Hier in Khao Lak gelingt es uns, nach der anstrengenden Reise ein paar Tage zu entspannen. Doch wir sind eben keine echten Beach Bums, somit starten wir nach zwei Tagen Nichtstun auf einen Ausflug zum Cheow Lan Lake und dem Khao Sok Nationalpark. Die Fahrt durch die Berge ist spektakulär und gewährt uns tolle Einblicke in die Natur. Am Stausee angekommen, klettern wir in ein typisches Longtail-Boot und knattern über das glasklare Wasser, vorbei an riesigen Kalksandstein-Felsen. Es ist eine bizarre, typisch asiatische, zauberhafte Landschaft mit allerhand Tieren (unser erster Nashorn-Vogel!). Nach einem fischigen Lunch in einem Floating Village sind wir gestärkt genug für eine Rafting-Tour flussabwärts, durch dichten Dschungel. Ein wahnsinniges und für uns völlig neues Gefühl!
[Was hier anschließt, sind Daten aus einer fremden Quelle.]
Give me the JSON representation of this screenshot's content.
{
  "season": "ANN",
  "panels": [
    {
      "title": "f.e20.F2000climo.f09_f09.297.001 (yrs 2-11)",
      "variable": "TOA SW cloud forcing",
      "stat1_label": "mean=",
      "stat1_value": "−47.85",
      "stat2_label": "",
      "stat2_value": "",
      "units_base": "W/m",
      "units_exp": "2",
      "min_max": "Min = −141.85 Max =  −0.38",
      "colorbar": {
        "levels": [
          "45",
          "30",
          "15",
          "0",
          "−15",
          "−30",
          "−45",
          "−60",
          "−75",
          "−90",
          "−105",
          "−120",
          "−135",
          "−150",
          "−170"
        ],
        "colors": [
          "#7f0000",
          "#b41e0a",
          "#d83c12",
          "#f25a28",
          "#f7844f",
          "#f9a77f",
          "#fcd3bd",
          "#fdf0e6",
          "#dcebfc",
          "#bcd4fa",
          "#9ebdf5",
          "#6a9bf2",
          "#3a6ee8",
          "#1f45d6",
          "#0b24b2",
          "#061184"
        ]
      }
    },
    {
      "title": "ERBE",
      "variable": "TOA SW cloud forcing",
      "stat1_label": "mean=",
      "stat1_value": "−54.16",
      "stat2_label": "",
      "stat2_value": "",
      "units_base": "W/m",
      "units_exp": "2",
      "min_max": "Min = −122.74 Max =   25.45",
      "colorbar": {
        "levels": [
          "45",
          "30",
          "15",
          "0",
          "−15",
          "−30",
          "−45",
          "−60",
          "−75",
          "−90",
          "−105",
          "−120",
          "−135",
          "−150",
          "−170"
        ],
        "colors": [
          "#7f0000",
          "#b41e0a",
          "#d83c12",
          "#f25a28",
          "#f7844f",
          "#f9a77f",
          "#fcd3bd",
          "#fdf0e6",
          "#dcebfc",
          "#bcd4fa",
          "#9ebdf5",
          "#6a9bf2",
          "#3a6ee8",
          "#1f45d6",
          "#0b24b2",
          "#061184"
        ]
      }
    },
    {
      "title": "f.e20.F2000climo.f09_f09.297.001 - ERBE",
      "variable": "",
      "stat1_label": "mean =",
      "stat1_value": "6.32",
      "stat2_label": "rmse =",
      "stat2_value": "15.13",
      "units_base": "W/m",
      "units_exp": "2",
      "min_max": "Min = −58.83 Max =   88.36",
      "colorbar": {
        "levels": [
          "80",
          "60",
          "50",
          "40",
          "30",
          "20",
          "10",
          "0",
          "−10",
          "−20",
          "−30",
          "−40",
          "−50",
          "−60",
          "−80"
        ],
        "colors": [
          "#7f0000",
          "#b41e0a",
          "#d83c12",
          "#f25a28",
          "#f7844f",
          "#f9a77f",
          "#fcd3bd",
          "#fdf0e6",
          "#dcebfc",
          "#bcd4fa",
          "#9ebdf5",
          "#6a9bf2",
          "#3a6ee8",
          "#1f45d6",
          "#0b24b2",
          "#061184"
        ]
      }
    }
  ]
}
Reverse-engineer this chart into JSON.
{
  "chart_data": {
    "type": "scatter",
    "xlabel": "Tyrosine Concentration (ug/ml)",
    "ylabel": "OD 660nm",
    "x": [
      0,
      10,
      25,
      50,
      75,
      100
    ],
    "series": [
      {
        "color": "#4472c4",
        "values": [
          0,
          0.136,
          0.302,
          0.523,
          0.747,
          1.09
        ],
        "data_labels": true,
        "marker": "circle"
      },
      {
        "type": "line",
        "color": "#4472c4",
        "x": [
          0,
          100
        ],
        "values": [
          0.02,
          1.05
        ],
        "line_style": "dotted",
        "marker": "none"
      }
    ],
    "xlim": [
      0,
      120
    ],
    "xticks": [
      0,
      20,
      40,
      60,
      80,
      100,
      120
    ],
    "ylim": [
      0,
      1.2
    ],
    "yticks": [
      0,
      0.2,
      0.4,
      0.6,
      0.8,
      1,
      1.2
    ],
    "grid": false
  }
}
Nach weiteren Strandtagen unternehmen wir einen weiteren Ausflug mit unserem Mietwagen nach Krabi. Viel zu touristisch ist es uns hier, so fahren wir zügig weiter nach Ao Nang Beach. Von hier aus lassen wir uns mit einem Boot zu einem der wunderschönen (und leider auch sehr überlaufenen) Bilderbuchstränden fahren: Railey Beach. Es ist das reinste Postkarten-Motiv, wie die Bucht von riesigen Kalksandstein-Bergen umrahmt ist und auf dem glasklaren Wasser die Longtail-Boote in den Wellen schaukeln.

Thailand ist wunderschön, wenn es doch bloß nicht so überlaufen wäre. Für uns steht fest: Wir wollen mehr von Asien sehen!

Unsere Route

Schreibe einen Kommentar

Deine E-Mail-Adresse wird nicht veröffentlicht. Erforderliche Felder sind mit * markiert.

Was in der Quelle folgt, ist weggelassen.